The club’s decision to send Happ to Triple-A Iowa at the beginning of last season came as a surprise. Much of Happ’s conviction that he was ready for the major leagues when he debuted came from his standout rookie season.

Happ hit 24 home runs as a rookie – still his career high – and finished eighth in rookie of the year voting in 2017. His batting average regressed the next year (from .253 to .233), and his strikeout number rose (from 129 to 167). But he joined the .350 club in on-base percentage.

“We believed then and we believe now that he’s going to be a really good player,” Cubs president of baseball operations Theo Epstein said this week. “We thought it was the right move and something that was necessary even though it was really unpleasant to send him back there. To his credit, he made the absolute most of it, took personal responsibility.”

When Happ returned to the big leagues, his progress showed. He won NL player of the week in the final week of the season. But he’s made even more of a splash this year, from Spring Training through the first two weeks of the regular season.

Entering the year, center field was one of the main position battles to monitor for first-time manager Ross.

“Right now, the job is Ian Happ’s,” Ross said Sunday.

Ross’ lineup choices had suggested as much already.
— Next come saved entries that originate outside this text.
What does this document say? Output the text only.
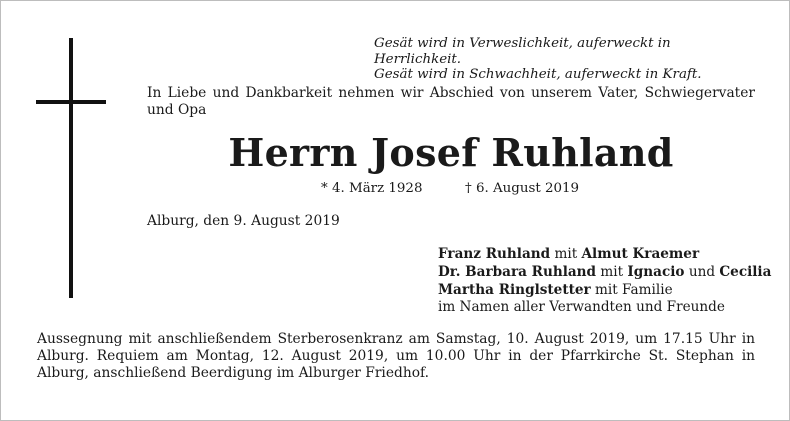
Gesät wird in Verweslichkeit, auferweckt in Herrlichkeit.
Gesät wird in Schwachheit, auferweckt in Kraft.
In Liebe und Dankbarkeit nehmen wir Abschied von unserem Vater, Schwiegervater und Opa
Herrn Josef Ruhland
* 4. März 1928	† 6. August 2019
Alburg, den 9. August 2019
Franz Ruhland mit Almut Kraemer
Dr. Barbara Ruhland mit Ignacio und Cecilia
Martha Ringlstetter mit Familie
im Namen aller Verwandten und Freunde
Aussegnung mit anschließendem Sterberosenkranz am Samstag, 10. August 2019, um 17.15 Uhr in Alburg. Requiem am Montag, 12. August 2019, um 10.00 Uhr in der Pfarrkirche St. Stephan in Alburg, anschließend Beerdigung im Alburger Friedhof.
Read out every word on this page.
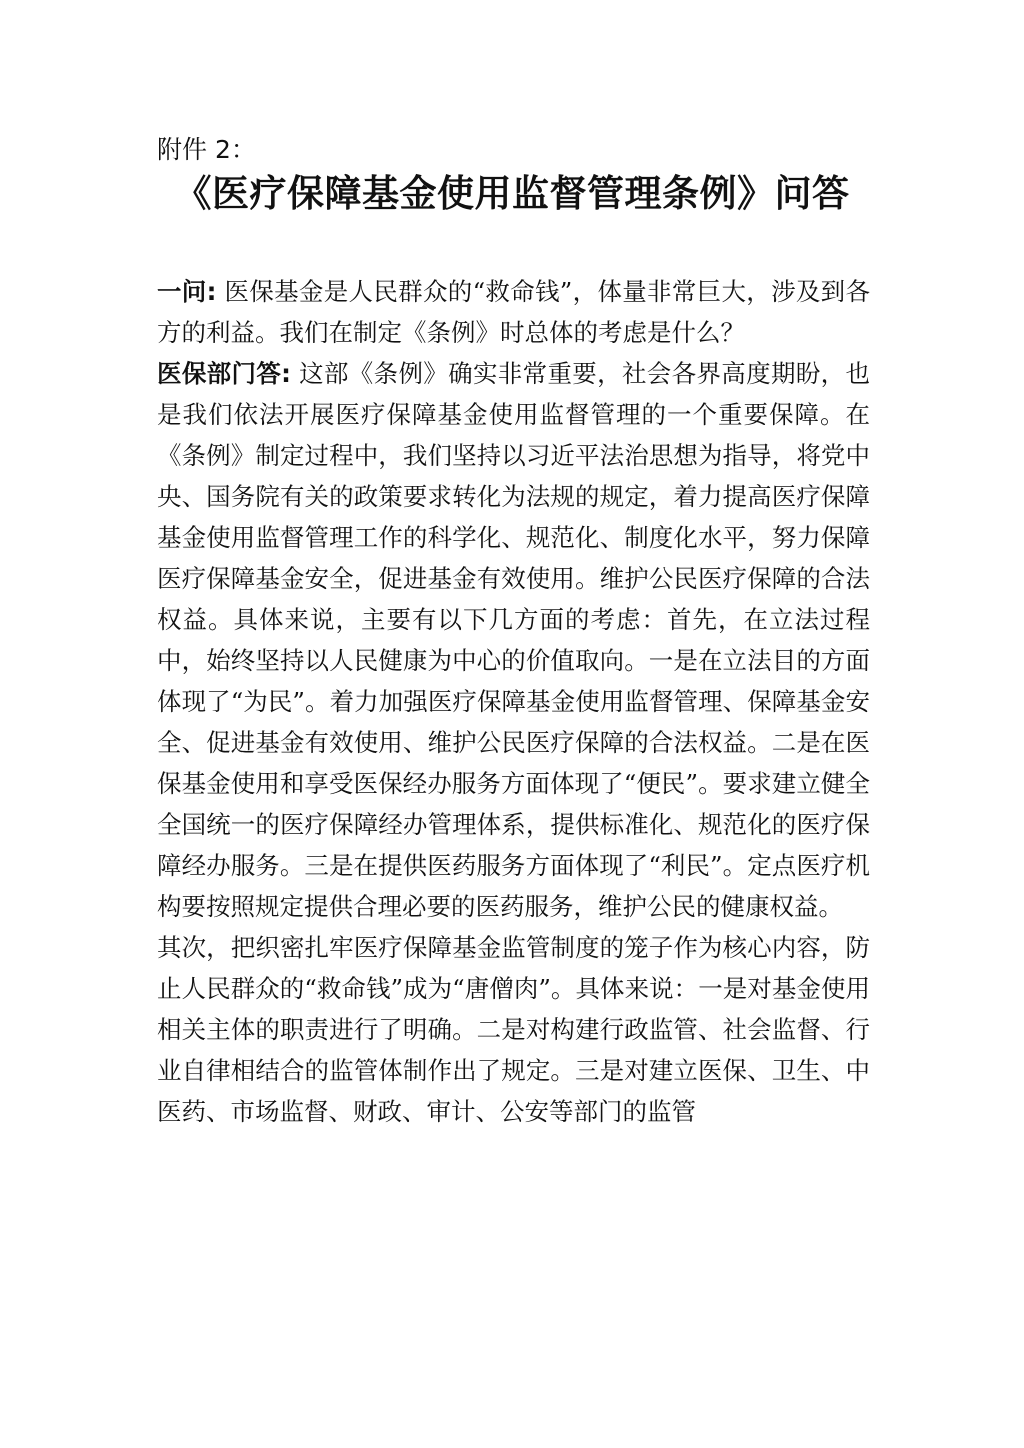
附件 2：
《医疗保障基金使用监督管理条例》问答

一问: 医保基金是人民群众的“救命钱”，体量非常巨大，涉及到各方的利益。我们在制定《条例》时总体的考虑是什么？

医保部门答: 这部《条例》确实非常重要，社会各界高度期盼，也是我们依法开展医疗保障基金使用监督管理的一个重要保障。在《条例》制定过程中，我们坚持以习近平法治思想为指导，将党中央、国务院有关的政策要求转化为法规的规定，着力提高医疗保障基金使用监督管理工作的科学化、规范化、制度化水平，努力保障医疗保障基金安全，促进基金有效使用。维护公民医疗保障的合法权益。具体来说，主要有以下几方面的考虑：首先，在立法过程中，始终坚持以人民健康为中心的价值取向。一是在立法目的方面体现了“为民”。着力加强医疗保障基金使用监督管理、保障基金安全、促进基金有效使用、维护公民医疗保障的合法权益。二是在医保基金使用和享受医保经办服务方面体现了“便民”。要求建立健全全国统一的医疗保障经办管理体系，提供标准化、规范化的医疗保障经办服务。三是在提供医药服务方面体现了“利民”。定点医疗机构要按照规定提供合理必要的医药服务，维护公民的健康权益。

其次，把织密扎牢医疗保障基金监管制度的笼子作为核心内容，防止人民群众的“救命钱”成为“唐僧肉”。具体来说：一是对基金使用相关主体的职责进行了明确。二是对构建行政监管、社会监督、行业自律相结合的监管体制作出了规定。三是对建立医保、卫生、中医药、市场监督、财政、审计、公安等部门的监管
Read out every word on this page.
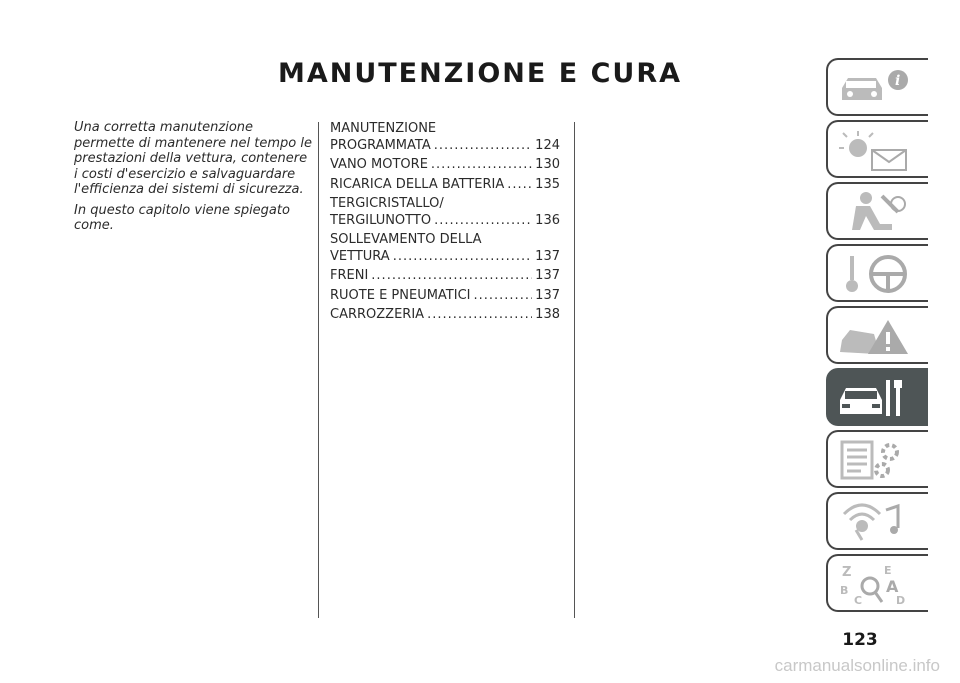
MANUTENZIONE E CURA

Una corretta manutenzione permette di mantenere nel tempo le prestazioni della vettura, contenere i costi d'esercizio e salvaguardare l'efficienza dei sistemi di sicurezza.

In questo capitolo viene spiegato come.

MANUTENZIONE
PROGRAMMATA .....	124
VANO MOTORE .....	130
RICARICA DELLA BATTERIA ..... 135
TERGICRISTALLO/
TERGILUNOTTO .....	136
SOLLEVAMENTO DELLA
VETTURA .....	137
FRENI .....	137
RUOTE E PNEUMATICI .....	137
CARROZZERIA .....	138
i
Z	E
B
C
A
D
123
carmanualsonline.info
Happ has appeared in all 13 of the Cubs games, at least pinch hitting in the three he didn’t start.

“It’s hard to take Ian Happ out of the lineup,” Ross said of the switch-hitter. “The guy’s swinging the bat really well, and his right-handed at-bats have gotten tremendously better. He’s been a staple.”

Happ started his season off with a two-run home run in his first plate appearance. He was batting ninth, and through all of Ross’ reshuffling of the bottom third of the batting order, Happ has been the Cubs’ most frequent nine-hole hitter.

With the Cubs’ No. 7 and 8 hitters consistently getting on base, in the nine-hole has showcased Happ’s ability to drive in runs (he’s tied for second on the team with six RBI) or set the table for the Cubs’ unconventional top of the order.

“I feel great about where I'm at right now,” Happ said, “my ability to help the team and get on base for those guys that are hitting behind me.”

Just as he set the tone in the batter’s box early, with an Opening Day home run, Happ flashed some leather in the opening series against the Brewers. Three days into the season, Happ tracked a long fly ball back to the wall. He leaped and caught it just before his back slammed into the ivy, which barely cushioned the brick behind it.

Happ slid down the wall into a crouch, his body no doubt feeling the results of the impact. But it wasn’t long before he stood back up.

“I think he absolutely took advantage of his time down (in Iowa),” Epstein said, “and is in a different and better phase in his career now because of what he went through.”